Ce n’est pas gagné d’avance, m’a dit Kyueun Lee, qui a dirigé l’une des études. Nos comportements sociaux ne sont toujours pas revenus à leurs niveaux d’avant la pandémie ; même le masquage intermittent, la distanciation, etc. pourraient mettre un frein à la prochaine campagne contre la grippe. Dans Australie, une nation que les pays du Nord considèrent généralement comme un indicateur épidémique, les niveaux de grippe sont restés assez bas, ce qui pourrait être de bon augure pour les États-Unis, m’a dit Ibukun Kalu, médecin spécialiste des maladies infectieuses pédiatriques à l’Université Duke ( bien qu’elle ait ajouté que l’approche américaine du confinement du COVID a été « largement différente » de celle de l’Australie). Le nombre de cas pourrait se situer entre le creux surprenant de l’année dernière et la norme pré-pandémique.
Nous avons également un outil extraordinairement puissant, mais sous-utilisé, dans notre arsenal : un vaccin qui renforce l’immunité. Le vaccin antigrippal n’atteint généralement que environ la moitié de la population américaine, mais Lee pense qu’augmenter ce pourcentage cette année est essentiel, car cela pourrait aider à colmater certaines des fissures que les atténuations COVID ont laissées dans notre armure antigrippale. “Se faire vacciner contre la grippe cette saison peut être particulièrement important”, a écrit Lynnette Brammer, qui dirige l’équipe nationale de surveillance de la grippe du CDC, dans un e-mail. Mais il y a encore un autre hic. Normalement, les centres de surveillance stationnés dans le monde entier sont capables d’amasser plusieurs milliers de séquences du génome viral pour avoir une bonne lecture des versions des virus de la grippe qui se répandent, lesquelles pourraient être sur le point de réapparaître si l’occasion se présentait. Les scientifiques exploitent cette richesse de données lors de la sélection des souches pour le tir annuel. Mais l’hiver dernier, cette source génétique s’est tarie. “C’est difficile de choisir si vous n’avez pas une image claire de ce qui existe”, m’a dit Krammer.
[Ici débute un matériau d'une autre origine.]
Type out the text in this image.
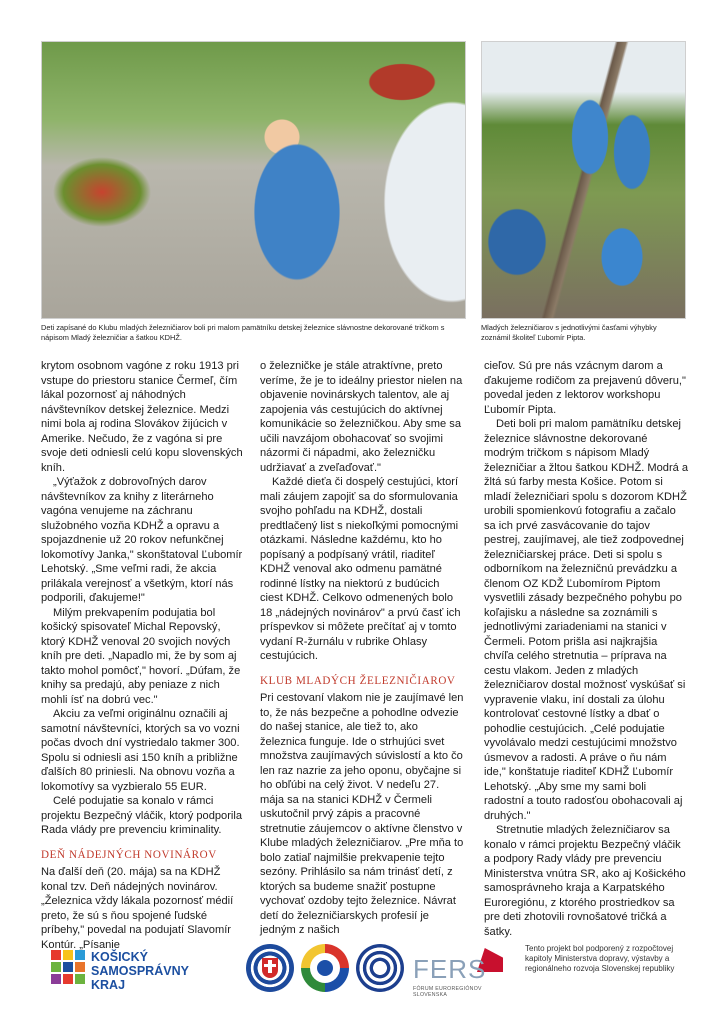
Deti zapísané do Klubu mladých železničiarov boli pri malom pamätníku detskej železnice slávnostne dekorované tričkom s nápisom Mladý železničiar a šatkou KDHŽ.
Mladých železničiarov s jednotlivými časťami výhybky zoznámil školiteľ Ľubomír Pipta.

krytom osobnom vagóne z roku 1913 pri vstupe do priestoru stanice Čermeľ, čím lákal pozornosť aj náhodných návštevníkov detskej železnice. Medzi nimi bola aj rodina Slovákov žijúcich v Amerike. Nečudo, že z vagóna si pre svoje deti odniesli celú kopu slovenských kníh.

„Výťažok z dobrovoľných darov návštevníkov za knihy z literárneho vagóna venujeme na záchranu služobného vozňa KDHŽ a opravu a spojazdnenie už 20 rokov nefunkčnej lokomotívy Janka," skonštatoval Ľubomír Lehotský. „Sme veľmi radi, že akcia prilákala verejnosť a všetkým, ktorí nás podporili, ďakujeme!"

Milým prekvapením podujatia bol košický spisovateľ Michal Repovský, ktorý KDHŽ venoval 20 svojich nových kníh pre deti. „Napadlo mi, že by som aj takto mohol pomôcť," hovorí. „Dúfam, že knihy sa predajú, aby peniaze z nich mohli ísť na dobrú vec."

Akciu za veľmi originálnu označili aj samotní návštevníci, ktorých sa vo vozni počas dvoch dní vystriedalo takmer 300. Spolu si odniesli asi 150 kníh a približne ďalších 80 priniesli. Na obnovu vozňa a lokomotívy sa vyzbieralo 55 EUR.

Celé podujatie sa konalo v rámci projektu Bezpečný vláčik, ktorý podporila Rada vlády pre prevenciu kriminality.

DEŇ NÁDEJNÝCH NOVINÁROV

Na ďalší deň (20. mája) sa na KDHŽ konal tzv. Deň nádejných novinárov. „Železnica vždy lákala pozornosť médií preto, že sú s ňou spojené ľudské príbehy," povedal na podujatí Slavomír Kontúr. „Písanie

o železničke je stále atraktívne, preto veríme, že je to ideálny priestor nielen na objavenie novinárskych talentov, ale aj zapojenia vás cestujúcich do aktívnej komunikácie so železničkou. Aby sme sa učili navzájom obohacovať so svojimi názormi či nápadmi, ako železničku udržiavať a zveľaďovať."

Každé dieťa či dospelý cestujúci, ktorí mali záujem zapojiť sa do sformulovania svojho pohľadu na KDHŽ, dostali predtlačený list s niekoľkými pomocnými otázkami. Následne každému, kto ho popísaný a podpísaný vrátil, riaditeľ KDHŽ venoval ako odmenu pamätné rodinné lístky na niektorú z budúcich ciest KDHŽ. Celkovo odmenených bolo 18 „nádejných novinárov" a prvú časť ich príspevkov si môžete prečítať aj v tomto vydaní R-žurnálu v rubrike Ohlasy cestujúcich.

KLUB MLADÝCH ŽELEZNIČIAROV

Pri cestovaní vlakom nie je zaujímavé len to, že nás bezpečne a pohodlne odvezie do našej stanice, ale tiež to, ako železnica funguje. Ide o strhujúci svet množstva zaujímavých súvislostí a kto čo len raz nazrie za jeho oponu, obyčajne si ho obľúbi na celý život. V nedeľu 27. mája sa na stanici KDHŽ v Čermeli uskutočnil prvý zápis a pracovné stretnutie záujemcov o aktívne členstvo v Klube mladých železničiarov. „Pre mňa to bolo zatiaľ najmilšie prekvapenie tejto sezóny. Prihlásilo sa nám trinásť detí, z ktorých sa budeme snažiť postupne vychovať ozdoby tejto železnice. Návrat detí do železničiarskych profesií je jedným z našich

cieľov. Sú pre nás vzácnym darom a ďakujeme rodičom za prejavenú dôveru," povedal jeden z lektorov workshopu Ľubomír Pipta.

Deti boli pri malom pamätníku detskej železnice slávnostne dekorované modrým tričkom s nápisom Mladý železničiar a žltou šatkou KDHŽ. Modrá a žltá sú farby mesta Košice. Potom si mladí železničiari spolu s dozorom KDHŽ urobili spomienkovú fotografiu a začalo sa ich prvé zasvácovanie do tajov pestrej, zaujímavej, ale tiež zodpovednej železničiarskej práce. Deti si spolu s odborníkom na železničnú prevádzku a členom OZ KDŽ Ľubomírom Piptom vysvetlili zásady bezpečného pohybu po koľajisku a následne sa zoznámili s jednotlivými zariadeniami na stanici v Čermeli. Potom prišla asi najkrajšia chvíľa celého stretnutia – príprava na cestu vlakom. Jeden z mladých železničiarov dostal možnosť vyskúšať si vypravenie vlaku, iní dostali za úlohu kontrolovať cestovné lístky a dbať o pohodlie cestujúcich. „Celé podujatie vyvolávalo medzi cestujúcimi množstvo úsmevov a radosti. A práve o ňu nám ide," konštatuje riaditeľ KDHŽ Ľubomír Lehotský. „Aby sme my sami boli radostní a touto radosťou obohacovali aj druhých."

Stretnutie mladých železničiarov sa konalo v rámci projektu Bezpečný vláčik a podpory Rady vlády pre prevenciu Ministerstva vnútra SR, ako aj Košického samosprávneho kraja a Karpatského Euroregiónu, z ktorého prostriedkov sa pre deti zhotovili rovnošatové tričká a šatky.

KOŠICKÝ
SAMOSPRÁVNY
KRAJ
FERS
FÓRUM EUROREGIÓNOV SLOVENSKA
Tento projekt bol podporený z rozpočtovej kapitoly Ministerstva dopravy, výstavby a regionálneho rozvoja Slovenskej republiky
Mais il y avait assez données pour prendre une décision éclairée, les experts m’ont rassuré. “Le match est toujours un pari”, a déclaré El Sahly, qui était un membre du comité qui a conseillé sur la formulation finale du vaccin de la FDA. “Même avoir une transmission élevée au préalable ne garantit pas que la sélection de la souche sera parfaite.” D’une manière générale, l’efficacité du vaccin antigrippal contre la maladie atteint environ 60 pour cent. Mais comme la plupart des autres vaccins, le vaccin est remarquable pour freiner la gravité des symptômes et garder les gens hors de l’hôpital; même un vaccin quelque peu dépareillé pourrait faire une énorme brèche dans l’impact des virus. “Quoi qu’il en soit, cela va vous protéger au moins un peu”, a déclaré Chu.
Les vaccins contre la grippe sont également bons pour couvrir les paris. Le standard “quadrivalent” la formulation contient des représentants inactivés et sûrs de quatre branches sur l’arbre de la grippe : H1N1 et H3N2, sous-types appartenant à la famille de la grippe-A, et B/Victoria et B/Yamagata, lignées de la famille de la grippe-B. Les virus de la grippe A changent généralement de forme plus rapidement que leurs cousins de la liste B, de sorte que ces ingrédients changent plus souvent. Le coup que j’ai eu ce week-end contenait deux mises à jour, par rapport à la recette de l’année dernière, qui, espérons-le, me préparera mieux aux souches grippales du jour. (Kalu a souligné un autre avantage : nous attendons toujours le feu vert officiel sur les vaccins COVID-19 pour les moins de 12 ans, mais le vaccin contre la grippe est disponible maintenant pour les enfants à partir de six mois.)
Quelle que soit la façon dont la grippe nous frappe cet hiver, mon récent vaccin est une police d’assurance : de toute façon, je suis mieux protégé que je ne l’étais. Obtenir le coup était aussi facile. J’ai pu obtenir un rendez-vous du premier coup; l’injection elle-même, qui était gratuite et indolore, n’a pris qu’une seconde à mon CVS local. (Soit dit en passant, les vaccins contre la grippe et COVID-19 peuvent être administrés au en même temps.) C’était clairement le réveil dont mon corps avait besoin : en quelques heures, mon bras avait un peu enflé ; finalement, les ganglions lymphatiques à côté ont fait de même, probablement parce qu’ils se sont remplis de hordes de cellules immunitaires grincheuses et sensibles à la grippe, certaines probablement réveillées d’un sommeil de deux ans. Je me sentais un peu courbaturé, un peu fatigué. Je me sentais tellement mieux qu’avant.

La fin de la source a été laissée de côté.